Contributions from a railroad company to a federal disability fund cannot be used to reduce the amount of a plaintiff’s recovery, the Indiana Court of Appeals affirmed today.
In a 30-page decision in CSX Transportation Inc. v. Robert D. Gardner, No. 49A02-0610-CV-917, the court affirmed a trial judge’s decision to not allow the railroad company to use its $35,000 annual contributions to a disability and retirement fund to lower the jury-imposed amount of $605,500 in damages for Gardner’s injuries.
He was working as a locomotive engineer in May 2003 when he was thrown from the train, injuring his neck, back, and right knee, which impacted his ability to work. He began receiving the $35,000 annual annuity at the end of that year through the Railroad Retirement Act fund. He also filed a complaint against CSX under the Federal Employers’ Liability Act alleging negligence and won the jury award.
CSX argued it’s entitled to setoff because it is being required to pay twice for Gardner’s lost wages, while Gardner argued his disability annuity comes from a “collateral source” and shouldn’t be regarded as payment from the railroad company.

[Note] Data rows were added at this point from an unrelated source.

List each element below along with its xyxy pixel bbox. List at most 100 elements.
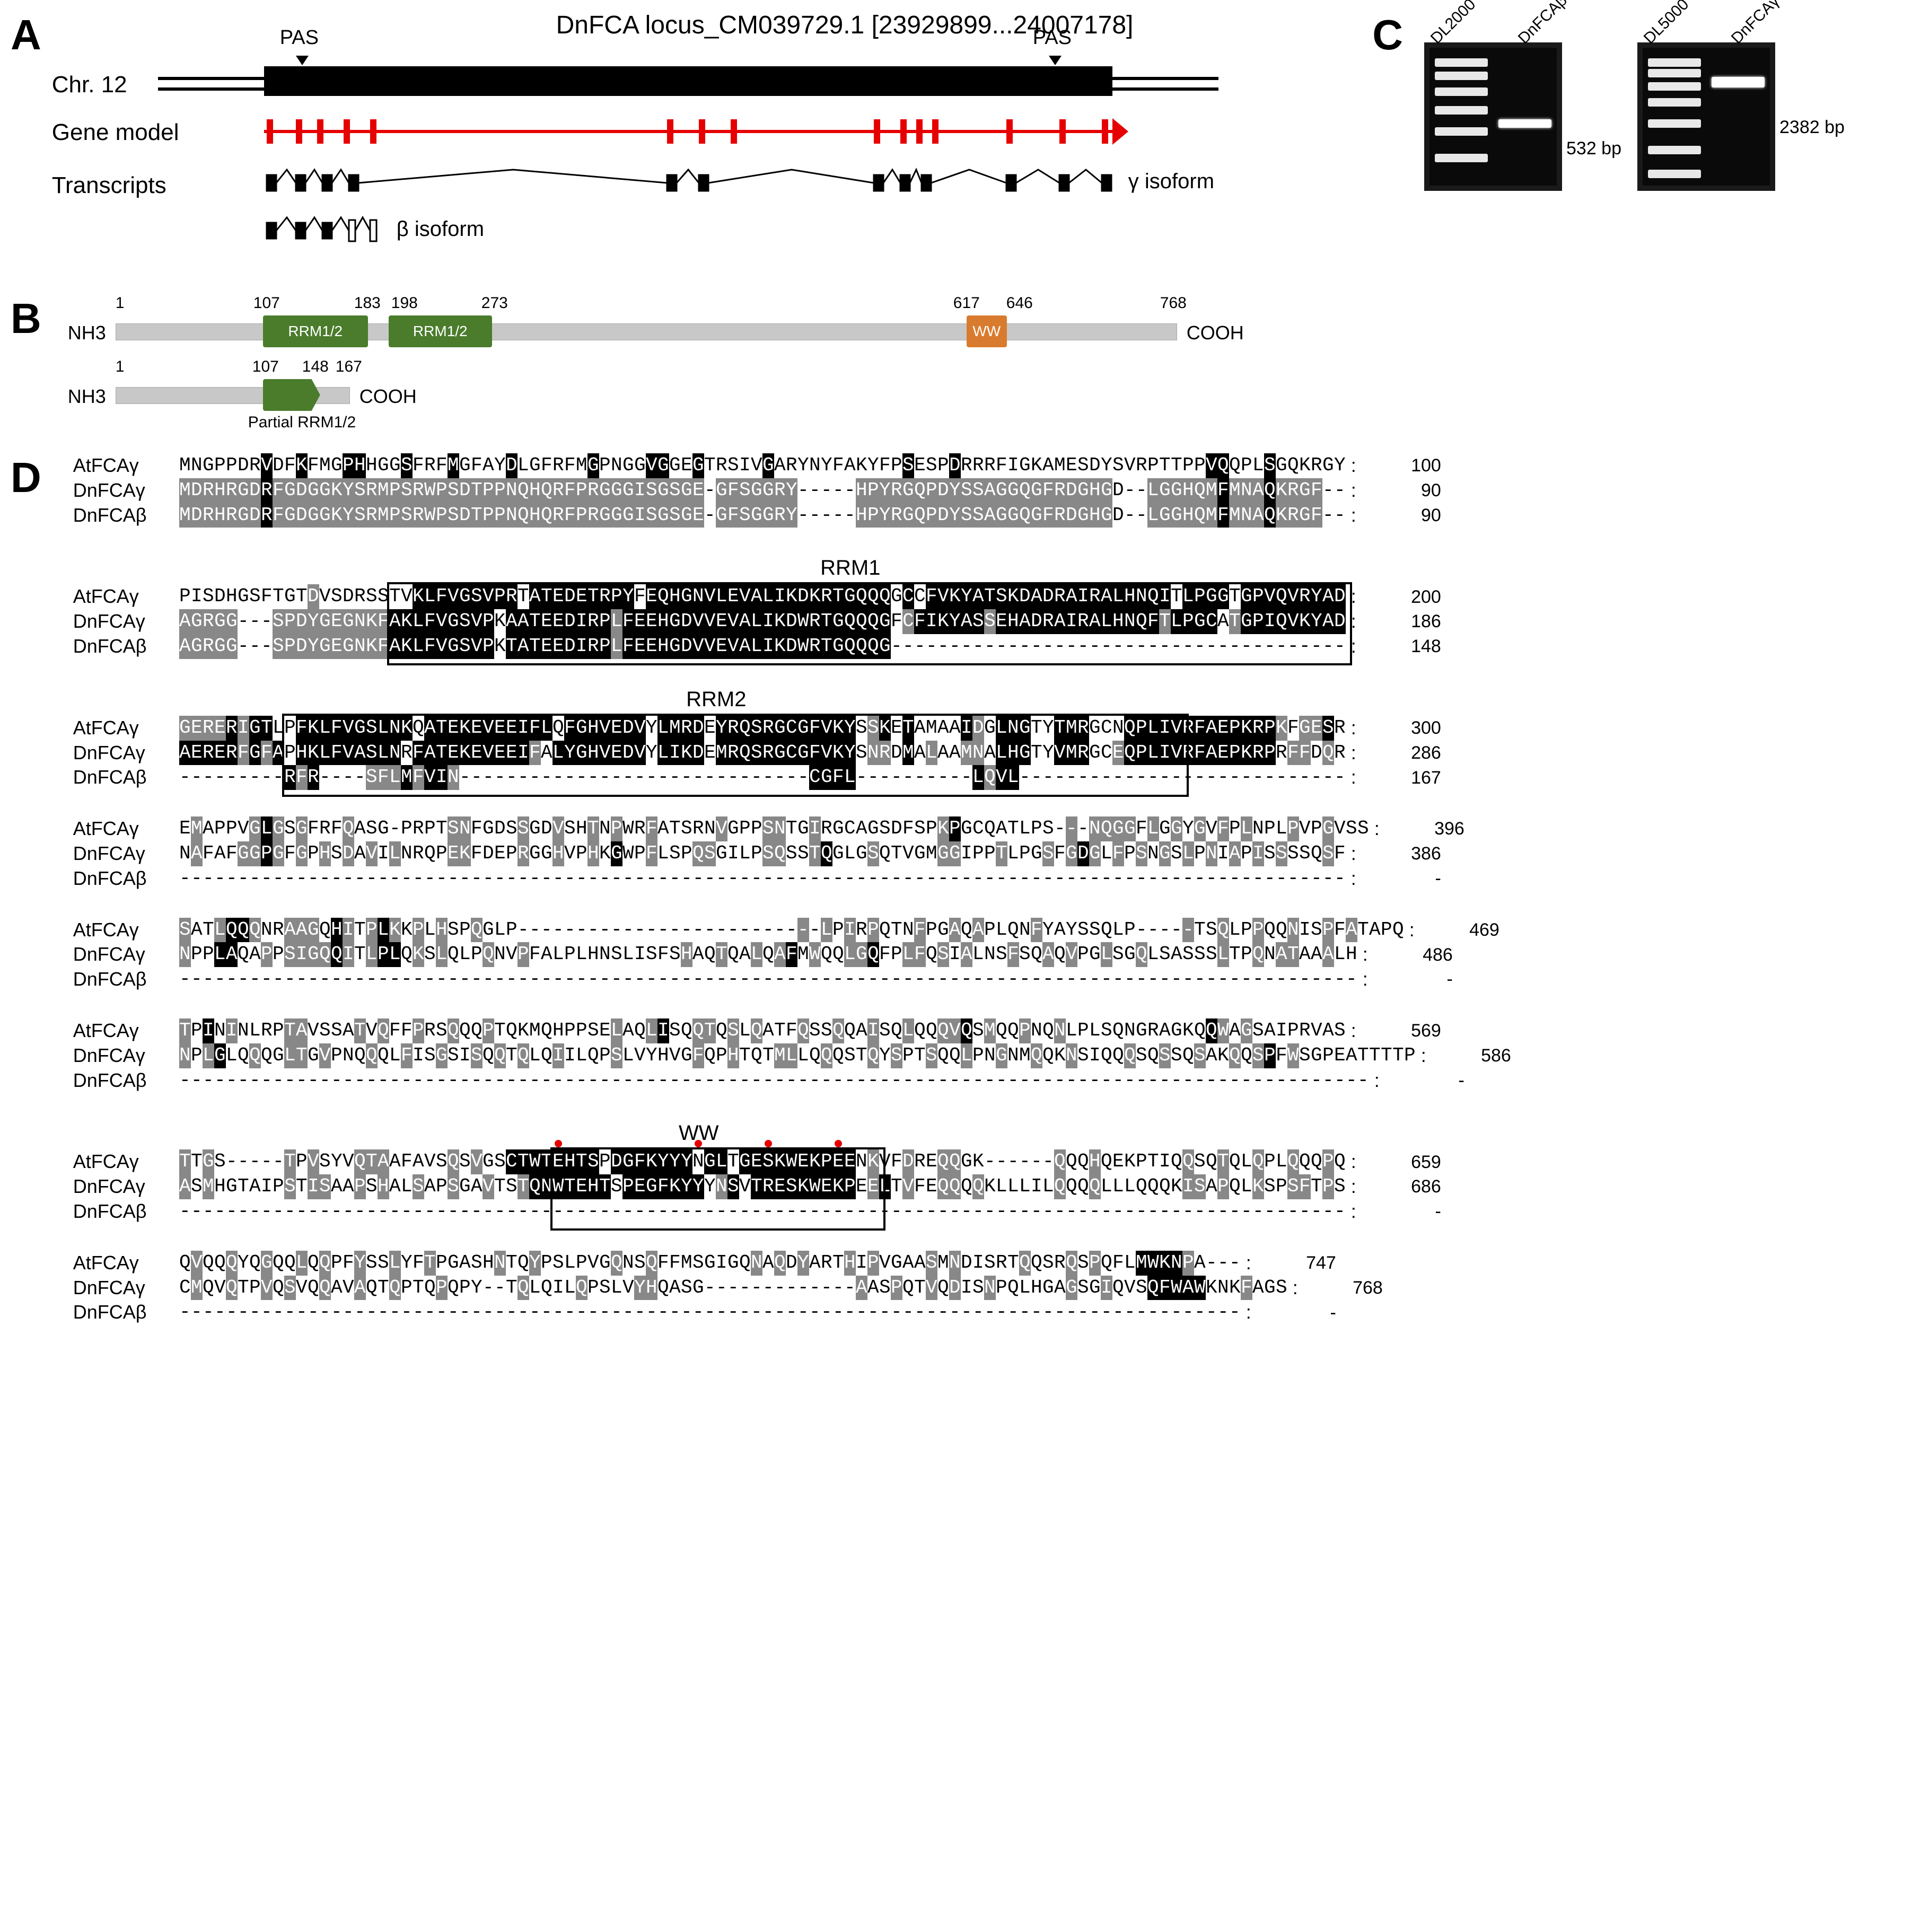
gel-row: DL2000 DnFCAβ 532 bp DL5000 DnFCAγ	[1424, 11, 1901, 191]
alignment-position: 286	[1378, 741, 1441, 765]
pas-tri-2	[1049, 56, 1062, 65]
alignment-position: 586	[1448, 1044, 1511, 1067]
gel-band	[1648, 146, 1701, 154]
alignment-row: DnFCAγAGRGG---SPDYGEGNKFAKLFVGSVPKAATEED…	[73, 609, 1511, 634]
gene-exon	[296, 119, 302, 144]
alignment-position: 300	[1378, 716, 1441, 740]
gel-band	[1435, 58, 1488, 67]
gel-band	[1435, 72, 1488, 80]
alignment-seq-name: AtFCAγ	[73, 453, 179, 478]
gene-exon	[267, 119, 273, 144]
gel2-container: 2382 bp	[1637, 42, 1845, 191]
alignment-row: AtFCAγSATLQQQNRAAGQHITPLKKPLHSPQGLP-----…	[73, 918, 1511, 943]
alignment-seq-name: DnFCAγ	[73, 1276, 179, 1301]
alignment-seq-name: DnFCAγ	[73, 741, 179, 766]
gel2-sample-lane	[1706, 48, 1770, 186]
gel-band	[1648, 119, 1701, 128]
alignment-seq: SATLQQQNRAAGQHITPLKKPLHSPQGLP-----------…	[179, 918, 1404, 943]
panel-c-label: C	[1372, 11, 1403, 59]
gel-band	[1648, 82, 1701, 91]
alignment-position: 100	[1378, 454, 1441, 477]
alignment-position: 386	[1378, 842, 1441, 865]
alignment-row: DnFCAβ----------------------------------…	[73, 1199, 1511, 1224]
gamma-label: γ isoform	[1128, 170, 1214, 194]
alignment-seq: ----------------------------------------…	[179, 1199, 1346, 1224]
protein1-rrm1: RRM1/2	[263, 315, 368, 347]
alignment-row: AtFCAγMNGPPDRVDFKFMGPHHGGSFRFMGFAYDLGFRF…	[73, 453, 1511, 478]
conserved-residue-dot	[765, 1140, 772, 1147]
gene-exon	[731, 119, 737, 144]
gel2-ladder-label: DL5000	[1641, 0, 1687, 42]
alignment-row: AtFCAγTPININLRPTAVSSATVQFFPRSQQQPTQKMQHP…	[73, 1018, 1511, 1043]
alignment-position: 486	[1389, 943, 1453, 967]
region-label: RRM1	[797, 554, 904, 582]
gene-exon	[699, 119, 705, 144]
protein2-bar: NH3 1 107 148 167 COOH Partial RRM1/2	[116, 379, 487, 411]
gel2-ladder-lane	[1643, 48, 1706, 186]
alignment-row: AtFCAγEMAPPVGLGSGFRFQASG-PRPTSNFGDSSGDVS…	[73, 816, 1511, 841]
protein-diagram: NH3 RRM1/2 RRM1/2 WW 1 107 183 198 273 6…	[116, 294, 1282, 421]
alignment-seq-name: AtFCAγ	[73, 716, 179, 741]
alignment-seq: CMQVQTPVQSVQQAVAQTQPTQPQPY--TQLQILQPSLVY…	[179, 1276, 1287, 1301]
alignment-row: DnFCAγCMQVQTPVQSVQQAVAQTQPTQPQPY--TQLQIL…	[73, 1276, 1511, 1301]
alignment-seq-name: DnFCAγ	[73, 1043, 179, 1068]
partial-rrm-label: Partial RRM1/2	[248, 414, 356, 432]
gene-exon	[1006, 119, 1013, 144]
alignment-seq-name: AtFCAγ	[73, 584, 179, 609]
panel-d-label: D	[11, 453, 41, 502]
panel-d-row: D AtFCAγMNGPPDRVDFKFMGPHHGGSFRFMGFAYDLGF…	[11, 453, 1901, 1351]
gel1-ladder-label: DL2000	[1427, 0, 1474, 42]
alignment-seq: NPLGLQQQGLTGVPNQQQLFISGSISQQTQLQIILQPSLV…	[179, 1043, 1416, 1068]
cooh-2: COOH	[359, 385, 417, 408]
gel1-wrapper: DL2000 DnFCAβ 532 bp	[1424, 11, 1621, 191]
alignment-seq: MDRHRGDRFGDGGKYSRMPSRWPSDTPPNQHQRFPRGGGI…	[179, 478, 1346, 503]
locus-diagram: Chr. 12 Gene model Transcripts PAS PAS	[158, 50, 1218, 273]
p1-107: 107	[253, 294, 280, 312]
alignment-position: 686	[1378, 1175, 1441, 1198]
alignment-seq: ----------------------------------------…	[179, 1068, 1369, 1093]
alignment-seq-name: AtFCAγ	[73, 1149, 179, 1174]
gene-model-line	[264, 130, 1112, 133]
p1-646: 646	[1006, 294, 1033, 312]
alignment-block: RRM1 AtFCAγPISDHGSFTGTDVSDRSSTVKLFVGSVPRT…	[73, 554, 1511, 658]
gene-exon	[874, 119, 880, 144]
alignment-row: AtFCAγTTGS-----TPVSYVQTAAFAVSQSVGSCTWTEH…	[73, 1149, 1511, 1174]
protein1-ww: WW	[967, 315, 1007, 347]
alignment-seq: PISDHGSFTGTDVSDRSSTVKLFVGSVPRTATEDETRPYF…	[179, 584, 1346, 609]
alignment-position: 90	[1378, 504, 1441, 527]
conserved-residue-dot	[555, 1140, 562, 1147]
p2-107: 107	[252, 358, 279, 376]
alignment-seq-name: AtFCAγ	[73, 1251, 179, 1276]
p1-1: 1	[116, 294, 125, 312]
alignment-row: AtFCAγGERERIGTLPFKLFVGSLNKQATEKEVEEIFLQF…	[73, 716, 1511, 741]
alignment-seq-name: DnFCAβ	[73, 634, 179, 659]
alignment-position: 186	[1378, 610, 1441, 633]
alignment-block: WWAtFCAγTTGS-----TPVSYVQTAAFAVSQSVGSCTWT…	[73, 1119, 1511, 1224]
figure-root: A DnFCA locus_CM039729.1 [23929899...240…	[11, 11, 1901, 1351]
gene-exon	[932, 119, 939, 144]
alignment-row: DnFCAγNPPLAQAPPSIGQQITLPLQKSLQLPQNVPFALP…	[73, 942, 1511, 967]
alignment-row: DnFCAγNAFAFGGPGFGPHSDAVILNRQPEKFDEPRGGHV…	[73, 841, 1511, 866]
alignment-row: DnFCAβ----------------------------------…	[73, 866, 1511, 891]
gel1-sample-label: DnFCAβ	[1515, 0, 1566, 42]
gel-band	[1435, 106, 1488, 115]
p1-198: 198	[391, 294, 418, 312]
gel1-sample-lane	[1493, 48, 1557, 186]
pas-label-1: PAS	[280, 27, 319, 49]
p1-768: 768	[1160, 294, 1187, 312]
alignment-seq: ---------RFR----SFLMFVIN----------------…	[179, 765, 1346, 790]
alignment-row: DnFCAγNPLGLQQQGLTGVPNQQQLFISGSISQQTQLQII…	[73, 1043, 1511, 1068]
alignment-seq: MDRHRGDRFGDGGKYSRMPSRWPSDTPPNQHQRFPRGGGI…	[179, 503, 1346, 528]
p1-617: 617	[953, 294, 980, 312]
alignment-seq: TPININLRPTAVSSATVQFFPRSQQQPTQKMQHPPSELAQ…	[179, 1018, 1346, 1043]
gel-band	[1648, 58, 1701, 67]
alignment-block: AtFCAγTPININLRPTAVSSATVQFFPRSQQQPTQKMQHP…	[73, 1018, 1511, 1093]
gene-exon	[370, 119, 376, 144]
alignment-seq: NPPLAQAPPSIGQQITLPLQKSLQLPQNVPFALPLHNSLI…	[179, 942, 1357, 967]
alignment-seq-name: DnFCAβ	[73, 1068, 179, 1093]
gene-exon	[916, 119, 923, 144]
alignment-row: DnFCAβ----------------------------------…	[73, 1300, 1511, 1325]
gel-band	[1648, 69, 1701, 77]
alignment-row: DnFCAβAGRGG---SPDYGEGNKFAKLFVGSVPKTATEED…	[73, 634, 1511, 659]
chr-block	[264, 66, 1112, 96]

In denying the request for setoff, Marion Superior Judge Gerald Zore cited the Supreme Court of the United States decision of Eichel v. New York Cent. R.R. Co., 375 U.S. 253 (1963) as controlling. That ruling held benefits under such a retirement or disability system like the RRA are not directly attributable to the contributions of the employer and can’t be considered in mitigation of the damages caused by an employer.
Questions before the appellate judges were whether the RRA disability annuities are from a collateral source, and whether that amount, to the extent that CSX paid taxes to the fund based on Gardner’s employment, should be setoff from the jury’s FELA award.
The appellate judges looked at an array of caselaw from other states and federal jurisdictions, as well as Congressional intent, in deciding against the railroad company.
“We conclude that the fact that CSX contributed to the RRA Fund because of statutory requirement, and not as a voluntary attempt to insulate itself from liability for its negligence, weighs in favor of concluding that payments Gardner receives from the RRA Fund are from a collateral source,” Judge Margret Robb wrote for the panel, which also included Judges Cale Bradford and Nancy Vaidik
The court also considered Congressional action in this area in not addressing setoff because of the RRA, saying, “that gives rise to the inference that Congress is satisfied with the courts’ decisions disallowing setoff.”
“We recognize that as a result of the trial court disallowing setoff, Gardner has been made more than whole,” she wrote. “This situation is common under the collateral source rule, and CSX’s argument that such overcompensation is unjust is not persuasive. The solution to overcompensation is not to reduce a negligent employer’s liability.”